“This is boring.”

“Do we have to do this?”

“What’s the point?”

If you hear these phrases more than once a day, or perhaps more than once an hour, you might be a classroom teacher. The lesson didn’t engage the children, or it wasn’t exciting enough. “You just need to make it fun for them,” non-teachers tell you as though this were merely a matter of flipping a few switches. To them and to all I say the same thing: most of what you do in life turns out to be pretty boring, but a lot of it turns out to be pretty important anyway.

I introduce this with an example from education because I know it best above most things. We live in an age when information seemingly appears at the push of a button. Anyone who wants to know when Charlemagne died can learn that with a quick query to the search engine of their choice. I promise I am not joking when I say that I have been to teacher training meetings at which I have been told that I should not emphasize teaching facts “because students can just look those up on their own.” Instead, thus saith the party, we ought to emphasize “critical thinking” and “culturally responsive instruction.” We have had to migrate to activity-based learning that assumes our students know far more than they actually do. Applying knowledge you do not have, it would appear, presents certain challenges not rectified by self-affirmation. So we trot out every digital toy we know of, and every “creative” assignment we can to flatter every skill and inclination possible. Never does it occur to us that we might just end up doing someone a disservice.

I do not say this to disparage the very real challenges posed by instructional differentiation, itself a complicated topic, but by moving away from the “boring” aspects of teaching we have unintentionally fostered certain misapprehensions. The first, and perhaps most pernicious, is the illusion we create that the world will always mold itself to fit you. It may come as a nasty surprise, but not all of life is structured to your own preferences. People continue to expect to receive what they want because that is what has been done in the past. Secondly, by moving away from teaching basic information, we teach people, without meaning to, that they live in a simple, comprehensible world. You know how my 9th grade geography teacher taught us where all the countries of the world are? By making us memorize all of their locations and capitals. Was it easy? No. Was it always fun? Also no. Was it still important? Yes. Some things are just important to know, and we ought to emphasize the importance of knowing them, yes, even at the expense of it not being very interesting. When we create the false expectation that everything will be fun and engaging, we make that the object of everything in and of itself.
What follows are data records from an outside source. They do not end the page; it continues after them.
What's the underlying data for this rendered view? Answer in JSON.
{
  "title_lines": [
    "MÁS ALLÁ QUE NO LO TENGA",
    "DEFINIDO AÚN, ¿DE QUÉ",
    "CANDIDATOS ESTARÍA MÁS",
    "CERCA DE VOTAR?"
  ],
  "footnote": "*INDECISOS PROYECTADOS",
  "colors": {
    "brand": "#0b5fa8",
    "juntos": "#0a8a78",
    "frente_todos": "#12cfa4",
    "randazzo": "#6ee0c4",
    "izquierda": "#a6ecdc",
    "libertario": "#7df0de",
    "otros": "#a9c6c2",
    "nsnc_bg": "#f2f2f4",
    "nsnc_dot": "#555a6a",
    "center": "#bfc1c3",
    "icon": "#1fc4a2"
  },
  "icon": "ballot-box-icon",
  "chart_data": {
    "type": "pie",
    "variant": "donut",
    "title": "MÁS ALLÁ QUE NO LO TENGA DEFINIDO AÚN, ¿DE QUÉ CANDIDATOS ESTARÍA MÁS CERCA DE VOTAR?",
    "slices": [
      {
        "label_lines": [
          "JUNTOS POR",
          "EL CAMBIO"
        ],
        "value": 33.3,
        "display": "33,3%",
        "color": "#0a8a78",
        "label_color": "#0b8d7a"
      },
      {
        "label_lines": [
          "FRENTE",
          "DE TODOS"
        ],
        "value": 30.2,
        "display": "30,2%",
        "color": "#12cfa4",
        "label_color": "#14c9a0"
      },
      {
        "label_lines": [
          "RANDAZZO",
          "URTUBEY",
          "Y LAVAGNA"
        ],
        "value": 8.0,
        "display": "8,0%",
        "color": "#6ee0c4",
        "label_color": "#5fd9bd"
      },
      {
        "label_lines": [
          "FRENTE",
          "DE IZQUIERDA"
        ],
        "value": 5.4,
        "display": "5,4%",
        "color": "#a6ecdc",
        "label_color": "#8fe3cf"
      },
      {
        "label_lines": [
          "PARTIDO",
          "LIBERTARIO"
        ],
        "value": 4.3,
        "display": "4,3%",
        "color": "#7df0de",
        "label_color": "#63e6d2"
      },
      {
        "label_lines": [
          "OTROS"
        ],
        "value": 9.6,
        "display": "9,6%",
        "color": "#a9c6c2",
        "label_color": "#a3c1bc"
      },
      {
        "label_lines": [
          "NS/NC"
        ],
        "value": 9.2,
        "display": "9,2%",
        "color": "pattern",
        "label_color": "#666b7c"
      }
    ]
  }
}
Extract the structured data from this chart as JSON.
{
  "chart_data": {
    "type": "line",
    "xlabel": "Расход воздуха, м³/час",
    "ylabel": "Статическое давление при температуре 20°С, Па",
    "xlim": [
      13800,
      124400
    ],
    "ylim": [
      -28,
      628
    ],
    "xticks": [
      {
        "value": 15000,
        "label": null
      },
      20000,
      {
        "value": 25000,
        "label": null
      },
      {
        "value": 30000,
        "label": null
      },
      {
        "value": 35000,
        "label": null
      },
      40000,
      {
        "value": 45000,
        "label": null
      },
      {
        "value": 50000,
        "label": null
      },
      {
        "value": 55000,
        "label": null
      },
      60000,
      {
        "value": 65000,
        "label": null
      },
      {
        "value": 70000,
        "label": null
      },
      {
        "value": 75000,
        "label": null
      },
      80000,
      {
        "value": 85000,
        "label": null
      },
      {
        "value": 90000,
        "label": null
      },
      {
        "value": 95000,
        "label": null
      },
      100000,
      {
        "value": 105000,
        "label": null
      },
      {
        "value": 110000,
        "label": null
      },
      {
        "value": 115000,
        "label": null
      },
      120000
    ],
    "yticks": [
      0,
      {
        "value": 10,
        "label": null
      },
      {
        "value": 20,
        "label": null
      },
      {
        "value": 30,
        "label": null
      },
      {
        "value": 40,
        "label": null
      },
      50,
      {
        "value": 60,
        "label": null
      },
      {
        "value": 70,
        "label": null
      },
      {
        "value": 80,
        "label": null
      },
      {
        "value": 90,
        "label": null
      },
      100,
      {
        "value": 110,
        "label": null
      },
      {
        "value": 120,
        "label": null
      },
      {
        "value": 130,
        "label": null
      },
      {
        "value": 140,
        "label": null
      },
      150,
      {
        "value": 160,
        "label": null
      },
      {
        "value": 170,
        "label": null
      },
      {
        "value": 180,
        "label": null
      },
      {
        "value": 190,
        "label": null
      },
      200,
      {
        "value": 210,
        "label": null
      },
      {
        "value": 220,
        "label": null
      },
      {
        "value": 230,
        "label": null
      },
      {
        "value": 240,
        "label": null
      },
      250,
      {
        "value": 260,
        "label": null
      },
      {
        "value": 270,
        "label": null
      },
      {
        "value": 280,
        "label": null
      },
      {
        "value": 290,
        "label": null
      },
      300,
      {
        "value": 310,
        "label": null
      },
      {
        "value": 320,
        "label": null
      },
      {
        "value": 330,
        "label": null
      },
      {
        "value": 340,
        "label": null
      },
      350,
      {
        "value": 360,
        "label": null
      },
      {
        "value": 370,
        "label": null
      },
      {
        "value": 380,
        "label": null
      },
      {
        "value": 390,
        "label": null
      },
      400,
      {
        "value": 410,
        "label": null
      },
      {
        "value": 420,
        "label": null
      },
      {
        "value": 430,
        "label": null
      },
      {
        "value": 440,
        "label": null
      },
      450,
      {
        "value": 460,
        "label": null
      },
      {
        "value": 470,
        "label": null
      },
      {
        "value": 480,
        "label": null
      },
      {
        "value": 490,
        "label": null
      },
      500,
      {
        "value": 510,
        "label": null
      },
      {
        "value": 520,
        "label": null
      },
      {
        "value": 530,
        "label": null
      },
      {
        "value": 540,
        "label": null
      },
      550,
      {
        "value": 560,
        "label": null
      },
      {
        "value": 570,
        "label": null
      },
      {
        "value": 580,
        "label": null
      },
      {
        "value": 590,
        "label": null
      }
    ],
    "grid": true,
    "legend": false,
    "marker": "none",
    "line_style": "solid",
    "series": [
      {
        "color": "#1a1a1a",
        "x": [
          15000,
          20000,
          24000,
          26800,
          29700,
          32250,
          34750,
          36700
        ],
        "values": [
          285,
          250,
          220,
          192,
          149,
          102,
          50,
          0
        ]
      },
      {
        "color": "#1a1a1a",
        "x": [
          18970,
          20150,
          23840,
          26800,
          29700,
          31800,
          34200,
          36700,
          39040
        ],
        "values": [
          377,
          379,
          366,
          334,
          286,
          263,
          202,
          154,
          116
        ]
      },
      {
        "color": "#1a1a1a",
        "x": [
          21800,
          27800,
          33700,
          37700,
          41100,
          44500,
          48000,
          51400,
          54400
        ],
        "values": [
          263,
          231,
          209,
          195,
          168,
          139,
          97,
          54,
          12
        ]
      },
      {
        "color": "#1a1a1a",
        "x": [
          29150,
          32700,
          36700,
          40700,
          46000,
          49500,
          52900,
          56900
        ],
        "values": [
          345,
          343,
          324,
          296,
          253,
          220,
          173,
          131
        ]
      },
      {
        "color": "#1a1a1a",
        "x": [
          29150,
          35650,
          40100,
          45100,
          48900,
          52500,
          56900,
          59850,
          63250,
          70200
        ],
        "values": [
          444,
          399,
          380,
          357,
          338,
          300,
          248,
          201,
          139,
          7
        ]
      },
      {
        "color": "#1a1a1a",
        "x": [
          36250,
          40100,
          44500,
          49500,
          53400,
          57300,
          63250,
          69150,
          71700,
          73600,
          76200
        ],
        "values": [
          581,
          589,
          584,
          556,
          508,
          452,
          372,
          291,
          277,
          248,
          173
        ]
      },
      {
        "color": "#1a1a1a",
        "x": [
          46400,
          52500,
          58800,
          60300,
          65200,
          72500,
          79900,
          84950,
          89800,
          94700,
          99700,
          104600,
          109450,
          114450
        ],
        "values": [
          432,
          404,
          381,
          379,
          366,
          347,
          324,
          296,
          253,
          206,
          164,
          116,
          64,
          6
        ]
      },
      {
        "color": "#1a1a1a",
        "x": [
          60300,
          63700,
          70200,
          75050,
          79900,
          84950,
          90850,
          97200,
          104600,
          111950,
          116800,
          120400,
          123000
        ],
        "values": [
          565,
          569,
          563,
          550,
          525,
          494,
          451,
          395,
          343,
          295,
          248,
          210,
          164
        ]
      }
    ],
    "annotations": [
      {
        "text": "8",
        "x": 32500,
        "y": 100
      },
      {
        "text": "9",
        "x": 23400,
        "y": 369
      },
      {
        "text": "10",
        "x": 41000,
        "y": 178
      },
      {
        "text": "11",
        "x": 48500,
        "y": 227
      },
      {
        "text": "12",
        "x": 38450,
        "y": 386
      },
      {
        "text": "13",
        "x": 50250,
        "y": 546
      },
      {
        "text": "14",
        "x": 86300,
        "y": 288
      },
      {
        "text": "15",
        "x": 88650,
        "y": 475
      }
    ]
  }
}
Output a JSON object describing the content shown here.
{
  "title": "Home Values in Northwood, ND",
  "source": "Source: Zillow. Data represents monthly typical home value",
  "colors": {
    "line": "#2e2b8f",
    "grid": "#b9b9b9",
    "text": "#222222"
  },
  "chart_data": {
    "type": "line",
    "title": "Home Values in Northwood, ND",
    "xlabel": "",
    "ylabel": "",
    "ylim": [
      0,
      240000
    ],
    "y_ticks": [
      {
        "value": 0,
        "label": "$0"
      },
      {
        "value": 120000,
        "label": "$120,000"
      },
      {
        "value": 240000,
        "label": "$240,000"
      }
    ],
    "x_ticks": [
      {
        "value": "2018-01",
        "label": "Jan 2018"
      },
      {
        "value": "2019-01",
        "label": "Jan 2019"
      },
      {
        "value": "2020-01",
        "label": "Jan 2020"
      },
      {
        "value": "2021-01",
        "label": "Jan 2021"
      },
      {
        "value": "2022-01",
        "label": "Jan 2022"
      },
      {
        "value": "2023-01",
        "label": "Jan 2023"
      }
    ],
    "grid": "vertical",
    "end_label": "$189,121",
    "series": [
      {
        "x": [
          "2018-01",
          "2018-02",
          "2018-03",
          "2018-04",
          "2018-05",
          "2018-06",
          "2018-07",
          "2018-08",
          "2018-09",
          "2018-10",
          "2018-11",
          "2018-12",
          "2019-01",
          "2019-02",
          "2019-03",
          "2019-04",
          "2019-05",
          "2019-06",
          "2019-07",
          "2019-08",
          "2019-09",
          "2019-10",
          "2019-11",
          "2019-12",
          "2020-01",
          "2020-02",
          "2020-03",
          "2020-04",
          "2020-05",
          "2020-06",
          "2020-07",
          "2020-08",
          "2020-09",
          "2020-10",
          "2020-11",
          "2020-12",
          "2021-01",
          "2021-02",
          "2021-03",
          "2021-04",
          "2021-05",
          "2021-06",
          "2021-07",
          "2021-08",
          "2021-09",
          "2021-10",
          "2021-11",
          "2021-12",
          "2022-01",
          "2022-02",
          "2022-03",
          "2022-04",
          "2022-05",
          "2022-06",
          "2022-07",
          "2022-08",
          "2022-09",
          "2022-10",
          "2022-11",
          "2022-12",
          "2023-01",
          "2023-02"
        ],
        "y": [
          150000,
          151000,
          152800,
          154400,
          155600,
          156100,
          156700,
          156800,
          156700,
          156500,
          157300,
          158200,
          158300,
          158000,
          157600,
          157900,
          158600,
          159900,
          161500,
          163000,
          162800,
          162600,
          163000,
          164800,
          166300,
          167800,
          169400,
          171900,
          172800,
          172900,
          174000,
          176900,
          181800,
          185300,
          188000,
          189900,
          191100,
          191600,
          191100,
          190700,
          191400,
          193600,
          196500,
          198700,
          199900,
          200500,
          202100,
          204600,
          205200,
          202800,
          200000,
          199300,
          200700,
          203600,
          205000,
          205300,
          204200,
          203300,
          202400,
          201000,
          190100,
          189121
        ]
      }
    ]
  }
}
No, most of life is not fun. School isn’t all that fun, and guess what kids, church isn’t going to be either. One of the few things that incense-obsessed traditionalists have in common with fog machine-wielding charismatics is a nearly insurmountable capacity to miss the point. If your worship is traditional for the sake of being traditional, then whom, or what, are you actually worshiping, God or the the traditions you have built up around Him? If you know your worship is valid and good because of how it makes you feel, and because of the energy of your religious gatherings, are you serving God or your own state of mind? I can say much in favor of beautiful, sensory worship, but that is not the end of worship in and of itself. Oh, the liturgy wasn’t in Latin? You had to listen to somebody utter the Creed in that nasty, horrid, vernacular tongue? Oh, and you just don’t feel the presence of the spirit when you’re at those “boring” churches? Remind me again why you are there. If you want an exciting experience, go to a concert. If you want aesthetics, go to a museum. Neither of those things are by necessity alien to the church, but nor are they fundamental. Yes, Virginia, your parents’ boring church that sings Watts hymns, and where the pastor wears a collar is a valid church.

Indeed, one of the reasons we have liturgical calendars and the like is because worship is not about us. We have a lectionary that appoints specific texts to be read on specific days because the church decided that those texts were important. We have liturgies created by the church because they reflect what is important in God and in the church. The whole point of a common liturgy, whatever quibbles one might have as to details, is that the church follows an order, a rhythm. No, we aren’t going to read from non-Christian texts at the communion service just because we feel like it. The church’s bishops gave us a liturgy that we might use it for a particular purpose. Worship is not about you and what you think is cool. It is about glorifying God, and keeping His commandments. Is it tedious? Sometimes, but it also means we know what to expect. The sameness of the liturgy reflects, in some ways, the unfailingness of God. We adhere to a liturgy and rubrics and formularies not because they are exciting, but because of how they represent God. If you want incense and genuflection in your worship, arguments for such things exist, but keep a close eye on why you choose what you choose.

We ought to defend the boring, the dull, and the tedious because they represent certain things that possess a particular importance. They remind us that we are not as special as we might like to be. They keep us from thinking that everything, at bottom, centers on us. The true and the good do not become less so merely by dint of not interesting us in the moment. Given the choice between the flashy and flawed, and the banal and good, we ought to take the banal and good every time. Sadly, we are a people of unclean lips with idols in our hearts who continually fail to realize that no, not everything you want is really all that important.